Sunday, November 25, 2018

Mo'o- Hawai'i

A note before I proceed with today’s entry.

Throughout this blog, I have been admittedly rather loose with my definition of what a “cryptid” is. Technically this term refers only to natural animals unknown to science- lake monsters, giant mystery primates, out of place big cats, prehistoric relics, etc. However, my blog has included other things such as aliens, supernatural entities and outright hoaxes. It might be more accurate to call it “Beasts of Legend, State-by-State”, but that name isn’t quite as catchy. Though, to be fair, popular cryptozoology itself also tends to include potentially supernatural creatures like the Mothman or likely hoaxes such as the Fresno Nightcrawlers. Regardless of whether cryptids and other unknown beings are real or not, they form a significant part of our modern day collective folklore and exploring that mythology is the main drive behind my blog.

I bring this up because today’s cryptid, the mo’o, also does not precisely fit the stricter definition of a cryptid, being a type of supernatural being rather than a species of unknown animal.  Additionally, mo’o are an important component in the beliefs of many Hawai’ian people, so I have tried to remain respectful while discussing them.  


In Hawai’ian folklore, giant reptilian beings called mo’o (pronounced “moh-oh”, with the apostrophe forming a glottal stop between the two “o”) are believed to haunt the islands. These entities can shapeshift at will and may help or harm mortals depending on their mercurial moods. In their natural shape mo’o are described as jet black lizards, large as a small whale. They are rarely seen in this form, though, since they usually appear as mortal women, beautiful and seductive but also fierce and dangerous. 

Mo’o inhabit rivers, waterfalls and other bodies of water. They are particularly associated with loko i’a (fish ponds)- large, artificial coves create by building up walls of lava rock to form a partially-enclosed bay in which aquatic vegetation is cultivated to attract herbivorous fish. In addition to being a major source of protein, many loko i’a are also sacred sites and are thus protected by the fearsome “lizard goddesses”.

Where, one has to wonder, did the reptilian image of the mo’o come from? The only reptiles found in Hawai’i (other than sea turtles) are four small species of gecko brought by the original Polynesian settlers. Today these tiny lizards have become associated with mo’o in popular culture of the islands, but it’s unlikely that they were the inspiration for the legendary shape-shifters.

Some researchers believe mo’o legends developed from stories of the crocodiles and giant monitor lizards of Southeast Asia, the ancestral homelands of the Polynesian peoples. It’s also possible that these stories were based on Mekosuchus, a genus of small crocodile relatives that lived on New Caledonia and Vanuatu- and possibly other islands of the South Pacific- until they were driven to extinction by the arrival of humans a few thousand years ago. 

Many families of native Hawaiian descent have ancestral guardians or ‘aumakua (the apostrophe at the beginning signals a glottal stop like the pause in the Cockney English pronunciation of bottle as “bo’le). ‘Aumakua often take the forms of animals such as sharks, owls, birds and, for some families, mo’o.

The most well-known of these mo’o ‘aumakua- and one especially important to Hawaiian history- is Kihawahine. She is said to live in the loko i’a of Moku’ula, a sacred site on the island of Maui. In times past the chiefs of Maui ruled from this site with the mo’o acting as intermediary between the mortal and spirit worlds. When King Kamehameha the Great united all the Hawaiian islands under his rule in 1810, he made Moku’ula the seat of his kingdom and married a woman, Keōpūolani, whose ‘aumakua was Kihawahine. This union put him under the reptile goddess’ protection and granted him good fortune as he fought to maintain his kingdom. Today Moku’ula is buried under a baseball field in the town of Lahaina, but plans are underway to restore the ancient site.

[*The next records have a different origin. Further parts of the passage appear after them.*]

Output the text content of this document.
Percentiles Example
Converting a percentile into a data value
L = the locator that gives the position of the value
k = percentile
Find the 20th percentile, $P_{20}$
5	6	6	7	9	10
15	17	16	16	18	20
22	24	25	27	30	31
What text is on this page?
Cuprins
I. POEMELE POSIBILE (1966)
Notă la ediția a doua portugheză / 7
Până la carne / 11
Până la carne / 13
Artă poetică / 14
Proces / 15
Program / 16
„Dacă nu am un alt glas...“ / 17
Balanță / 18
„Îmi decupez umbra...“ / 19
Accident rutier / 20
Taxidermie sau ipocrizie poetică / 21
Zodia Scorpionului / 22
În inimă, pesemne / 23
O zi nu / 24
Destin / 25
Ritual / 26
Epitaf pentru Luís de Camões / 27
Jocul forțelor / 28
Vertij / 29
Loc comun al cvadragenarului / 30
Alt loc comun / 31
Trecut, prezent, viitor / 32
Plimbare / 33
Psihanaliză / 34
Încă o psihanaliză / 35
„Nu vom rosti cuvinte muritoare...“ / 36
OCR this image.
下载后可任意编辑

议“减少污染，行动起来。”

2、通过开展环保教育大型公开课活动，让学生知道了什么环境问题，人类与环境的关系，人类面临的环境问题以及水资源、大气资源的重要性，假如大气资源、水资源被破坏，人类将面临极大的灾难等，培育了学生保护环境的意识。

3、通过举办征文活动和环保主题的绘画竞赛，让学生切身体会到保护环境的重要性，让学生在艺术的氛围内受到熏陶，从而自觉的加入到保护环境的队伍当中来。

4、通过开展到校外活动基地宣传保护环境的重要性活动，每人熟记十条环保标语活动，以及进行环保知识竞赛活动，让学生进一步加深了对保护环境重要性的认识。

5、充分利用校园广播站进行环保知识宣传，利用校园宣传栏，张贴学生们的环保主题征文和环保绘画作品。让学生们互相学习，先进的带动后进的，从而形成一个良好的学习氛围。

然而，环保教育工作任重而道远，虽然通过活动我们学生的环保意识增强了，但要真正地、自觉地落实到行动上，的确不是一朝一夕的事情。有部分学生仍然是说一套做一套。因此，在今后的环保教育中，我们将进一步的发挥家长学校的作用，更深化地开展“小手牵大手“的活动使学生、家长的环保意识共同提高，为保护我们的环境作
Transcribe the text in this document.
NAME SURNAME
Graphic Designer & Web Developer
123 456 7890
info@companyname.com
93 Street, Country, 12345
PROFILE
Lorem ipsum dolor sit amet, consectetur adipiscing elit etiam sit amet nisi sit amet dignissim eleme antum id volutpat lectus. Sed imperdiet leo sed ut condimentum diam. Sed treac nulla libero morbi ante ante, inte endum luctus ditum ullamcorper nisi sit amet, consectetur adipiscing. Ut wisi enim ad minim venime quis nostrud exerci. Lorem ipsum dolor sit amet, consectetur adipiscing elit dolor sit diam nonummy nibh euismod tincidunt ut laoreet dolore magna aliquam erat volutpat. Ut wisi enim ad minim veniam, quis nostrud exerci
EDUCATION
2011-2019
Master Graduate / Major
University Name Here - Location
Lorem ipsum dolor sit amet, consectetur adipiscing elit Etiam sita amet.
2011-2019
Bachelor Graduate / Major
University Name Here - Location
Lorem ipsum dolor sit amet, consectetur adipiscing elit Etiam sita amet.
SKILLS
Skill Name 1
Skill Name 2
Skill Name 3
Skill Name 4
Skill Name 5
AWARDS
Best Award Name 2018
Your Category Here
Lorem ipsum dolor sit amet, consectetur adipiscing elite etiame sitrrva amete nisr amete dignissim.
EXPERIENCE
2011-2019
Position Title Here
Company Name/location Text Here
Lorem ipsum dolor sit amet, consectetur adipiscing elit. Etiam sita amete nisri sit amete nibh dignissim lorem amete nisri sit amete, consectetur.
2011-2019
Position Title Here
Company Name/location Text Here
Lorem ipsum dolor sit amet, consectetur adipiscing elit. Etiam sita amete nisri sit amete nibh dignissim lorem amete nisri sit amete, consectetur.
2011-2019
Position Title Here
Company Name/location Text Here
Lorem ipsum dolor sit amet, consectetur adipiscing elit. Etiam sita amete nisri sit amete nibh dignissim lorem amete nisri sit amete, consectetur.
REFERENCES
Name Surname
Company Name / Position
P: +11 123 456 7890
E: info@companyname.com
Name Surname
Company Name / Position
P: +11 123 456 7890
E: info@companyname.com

Like many supernatural beings, mo’o can be malevolent as well as helpful, and there are numerous stories in Hawai’ian mythology of these creatures antagonizing humans. In one legend the volcano goddess Pele sends her sister Hi’iaka on a mission to rescue Pele’s mortal lover who has been captured by a trio of mo’o.  In addition to these three, Hi’iaka must contend with Kikipua, a mo’o woman who tries to devour the goddess by casting an illusion that makes her long, reptilian tongue look like a wooden bridge.